His plans to make Mansfield a big tourist attraction called "Frontier City" included staging gun battles in the street, creating a fake boot hill, and constructing the small jail across the street from the mill. His big plans for Mansfield never really panned out. In 1979 he moved back to Coxville & opened Tex's Longhorn Tavern. The tavern was successful, and is still operating, now known as Rock Run Café & Bakery. A flamboyant character, Terry drove a Cadillac decorated with horns from longhorn steers and six-shooters.

Tex Terry & his Cadillac
Tex Terry & his Cadillac | Source

Mansfield Village

Although Mansfield is now home to only about twenty families, its population peaked at around 300 when the grist, saw & carding mills were humming. Businesses once included a blacksmith, barrel maker, general store & a wagon maker. Besides the mill, Mansfield is best known for its covered bridge. At 247 feet long it is the longest of the over thirty covered bridges in Parke County (the most of any county in the United States). It was built by Joseph Daniels in 1867. He migrated to Indiana in 1850 and continued to build bridges until he passed away at the age of 90. During his time in Indiana he built a grand total of 29 covered bridges. A testament to the quality of his work, 18 are still standing, all over one hundred years old.

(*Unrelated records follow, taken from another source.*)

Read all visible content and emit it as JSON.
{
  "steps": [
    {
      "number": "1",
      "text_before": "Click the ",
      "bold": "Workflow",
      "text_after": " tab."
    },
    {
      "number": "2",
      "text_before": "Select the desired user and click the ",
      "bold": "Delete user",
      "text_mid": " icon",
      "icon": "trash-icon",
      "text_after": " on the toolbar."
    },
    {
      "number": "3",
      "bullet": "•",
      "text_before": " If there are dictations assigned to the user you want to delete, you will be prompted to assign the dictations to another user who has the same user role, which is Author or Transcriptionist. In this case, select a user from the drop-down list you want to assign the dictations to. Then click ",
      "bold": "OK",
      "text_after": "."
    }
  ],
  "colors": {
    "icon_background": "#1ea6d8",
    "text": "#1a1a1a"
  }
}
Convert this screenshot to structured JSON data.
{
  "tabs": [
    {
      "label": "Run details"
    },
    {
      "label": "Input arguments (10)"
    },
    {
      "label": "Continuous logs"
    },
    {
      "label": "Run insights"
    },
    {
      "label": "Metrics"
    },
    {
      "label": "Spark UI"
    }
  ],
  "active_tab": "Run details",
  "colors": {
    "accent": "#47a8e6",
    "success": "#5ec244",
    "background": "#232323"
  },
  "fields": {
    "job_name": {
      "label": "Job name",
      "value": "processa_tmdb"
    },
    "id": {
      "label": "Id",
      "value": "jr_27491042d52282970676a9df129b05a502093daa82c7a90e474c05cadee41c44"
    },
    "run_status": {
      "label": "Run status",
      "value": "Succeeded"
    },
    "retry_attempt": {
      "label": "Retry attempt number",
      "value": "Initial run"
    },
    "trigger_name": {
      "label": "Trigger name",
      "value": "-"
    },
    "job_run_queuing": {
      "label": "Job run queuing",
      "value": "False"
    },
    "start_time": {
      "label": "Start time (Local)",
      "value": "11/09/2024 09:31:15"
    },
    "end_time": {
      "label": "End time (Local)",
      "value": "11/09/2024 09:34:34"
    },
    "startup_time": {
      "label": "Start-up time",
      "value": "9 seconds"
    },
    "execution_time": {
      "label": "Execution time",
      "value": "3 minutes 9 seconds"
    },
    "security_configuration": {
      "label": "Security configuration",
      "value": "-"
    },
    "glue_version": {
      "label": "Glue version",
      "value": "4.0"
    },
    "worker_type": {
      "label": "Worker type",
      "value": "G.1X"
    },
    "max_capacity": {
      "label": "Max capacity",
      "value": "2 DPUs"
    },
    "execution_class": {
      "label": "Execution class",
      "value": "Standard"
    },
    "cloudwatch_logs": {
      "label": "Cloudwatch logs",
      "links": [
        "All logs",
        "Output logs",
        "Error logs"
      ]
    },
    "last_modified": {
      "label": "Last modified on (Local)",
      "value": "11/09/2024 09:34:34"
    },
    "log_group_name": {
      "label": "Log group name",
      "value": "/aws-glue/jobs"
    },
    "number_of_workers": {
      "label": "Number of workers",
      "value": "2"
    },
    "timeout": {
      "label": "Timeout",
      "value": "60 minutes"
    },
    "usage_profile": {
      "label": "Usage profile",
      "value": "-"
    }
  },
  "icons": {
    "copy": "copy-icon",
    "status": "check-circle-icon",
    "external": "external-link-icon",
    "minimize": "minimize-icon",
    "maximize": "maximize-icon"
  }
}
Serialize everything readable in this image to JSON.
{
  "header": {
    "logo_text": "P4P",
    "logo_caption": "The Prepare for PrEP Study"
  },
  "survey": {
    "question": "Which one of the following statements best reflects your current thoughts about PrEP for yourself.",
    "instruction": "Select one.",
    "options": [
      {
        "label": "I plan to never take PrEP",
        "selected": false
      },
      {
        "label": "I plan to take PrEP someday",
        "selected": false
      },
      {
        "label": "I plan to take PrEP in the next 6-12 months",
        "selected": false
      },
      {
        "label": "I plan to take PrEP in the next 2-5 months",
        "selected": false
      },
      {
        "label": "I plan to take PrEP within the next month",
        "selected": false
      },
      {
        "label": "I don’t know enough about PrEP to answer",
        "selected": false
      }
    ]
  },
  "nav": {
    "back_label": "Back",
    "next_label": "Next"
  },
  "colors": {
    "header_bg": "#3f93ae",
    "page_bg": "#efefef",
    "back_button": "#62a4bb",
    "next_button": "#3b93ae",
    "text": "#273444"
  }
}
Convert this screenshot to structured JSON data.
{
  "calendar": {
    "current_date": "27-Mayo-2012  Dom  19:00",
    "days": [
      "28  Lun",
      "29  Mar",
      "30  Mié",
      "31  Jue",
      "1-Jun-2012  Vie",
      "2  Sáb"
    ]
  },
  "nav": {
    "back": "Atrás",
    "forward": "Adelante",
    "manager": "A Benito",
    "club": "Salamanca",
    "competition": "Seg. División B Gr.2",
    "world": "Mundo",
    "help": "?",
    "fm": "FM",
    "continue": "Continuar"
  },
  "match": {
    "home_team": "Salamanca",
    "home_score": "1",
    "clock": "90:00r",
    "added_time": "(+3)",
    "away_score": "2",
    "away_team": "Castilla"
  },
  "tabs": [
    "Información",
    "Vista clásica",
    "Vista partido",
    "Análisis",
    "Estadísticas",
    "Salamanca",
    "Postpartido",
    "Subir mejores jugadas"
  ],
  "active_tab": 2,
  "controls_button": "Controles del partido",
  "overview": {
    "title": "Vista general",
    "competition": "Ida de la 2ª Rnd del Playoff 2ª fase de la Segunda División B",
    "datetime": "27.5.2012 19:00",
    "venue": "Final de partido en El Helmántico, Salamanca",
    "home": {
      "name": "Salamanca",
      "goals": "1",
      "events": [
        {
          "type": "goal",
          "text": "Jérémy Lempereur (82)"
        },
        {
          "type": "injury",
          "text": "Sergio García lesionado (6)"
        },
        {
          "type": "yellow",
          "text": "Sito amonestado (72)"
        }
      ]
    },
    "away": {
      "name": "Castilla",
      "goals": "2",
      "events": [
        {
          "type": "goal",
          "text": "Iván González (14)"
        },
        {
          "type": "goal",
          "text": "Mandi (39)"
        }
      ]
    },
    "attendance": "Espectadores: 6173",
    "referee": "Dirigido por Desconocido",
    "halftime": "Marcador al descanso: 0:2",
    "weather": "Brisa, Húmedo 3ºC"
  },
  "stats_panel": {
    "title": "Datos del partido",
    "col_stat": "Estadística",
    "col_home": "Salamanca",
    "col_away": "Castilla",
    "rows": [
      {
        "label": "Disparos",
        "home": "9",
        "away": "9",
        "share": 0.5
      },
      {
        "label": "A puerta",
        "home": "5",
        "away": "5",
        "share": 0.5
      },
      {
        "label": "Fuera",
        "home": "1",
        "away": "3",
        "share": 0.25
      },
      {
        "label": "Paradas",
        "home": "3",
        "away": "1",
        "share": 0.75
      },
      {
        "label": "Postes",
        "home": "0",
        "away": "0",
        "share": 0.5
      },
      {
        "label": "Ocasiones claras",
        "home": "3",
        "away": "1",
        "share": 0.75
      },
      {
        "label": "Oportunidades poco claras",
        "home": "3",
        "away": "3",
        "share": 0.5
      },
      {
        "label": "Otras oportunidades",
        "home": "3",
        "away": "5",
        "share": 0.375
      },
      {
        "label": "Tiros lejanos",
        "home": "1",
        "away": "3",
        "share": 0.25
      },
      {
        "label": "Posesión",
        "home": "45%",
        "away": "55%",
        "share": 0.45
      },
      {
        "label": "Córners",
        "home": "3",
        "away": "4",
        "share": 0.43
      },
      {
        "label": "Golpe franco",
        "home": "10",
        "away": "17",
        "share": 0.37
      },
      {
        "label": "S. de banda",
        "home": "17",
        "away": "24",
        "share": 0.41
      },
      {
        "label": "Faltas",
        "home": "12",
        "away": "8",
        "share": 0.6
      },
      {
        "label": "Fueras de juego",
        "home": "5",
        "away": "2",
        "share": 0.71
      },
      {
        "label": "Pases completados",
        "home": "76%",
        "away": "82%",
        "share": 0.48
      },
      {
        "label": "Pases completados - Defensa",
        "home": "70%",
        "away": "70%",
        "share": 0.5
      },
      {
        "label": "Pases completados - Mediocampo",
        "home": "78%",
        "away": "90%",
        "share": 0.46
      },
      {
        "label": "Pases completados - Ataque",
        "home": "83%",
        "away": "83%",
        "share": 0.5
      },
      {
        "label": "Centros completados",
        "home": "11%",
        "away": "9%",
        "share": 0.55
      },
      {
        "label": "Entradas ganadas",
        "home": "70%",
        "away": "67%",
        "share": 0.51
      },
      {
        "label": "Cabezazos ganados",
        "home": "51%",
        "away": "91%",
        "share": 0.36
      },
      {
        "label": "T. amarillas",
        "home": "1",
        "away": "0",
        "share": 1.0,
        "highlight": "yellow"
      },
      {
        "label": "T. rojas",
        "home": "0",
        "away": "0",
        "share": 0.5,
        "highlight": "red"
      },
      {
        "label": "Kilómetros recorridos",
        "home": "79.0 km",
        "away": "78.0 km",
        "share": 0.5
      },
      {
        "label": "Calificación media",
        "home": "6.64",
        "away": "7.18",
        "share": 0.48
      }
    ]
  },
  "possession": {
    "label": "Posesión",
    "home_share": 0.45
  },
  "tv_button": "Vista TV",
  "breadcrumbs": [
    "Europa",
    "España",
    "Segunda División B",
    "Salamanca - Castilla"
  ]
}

Mansfield Covered Bridge was built in 1867.
Mansfield Covered Bridge was built in 1867. | Source

Covered Bridge Festival

Every year, starting on the second Friday in October, Parke county has a ten day festival celebrating their covered bridges. The hub for this festival is the courthouse lawn in Rockville. There are several driving routes that take you to the covered bridges in various parts of the county. On the south side of the courthouse, there is entertainment throughout the day. In the other communities of Parke county like Mansfield, there are places to visit and many items for sale. To cap off the day, I recommend taking in a performance by the Parke County Players at the Ritz Theater in Rockville (about a half block west of the courthouse). Each year the festival draws about two million visitors.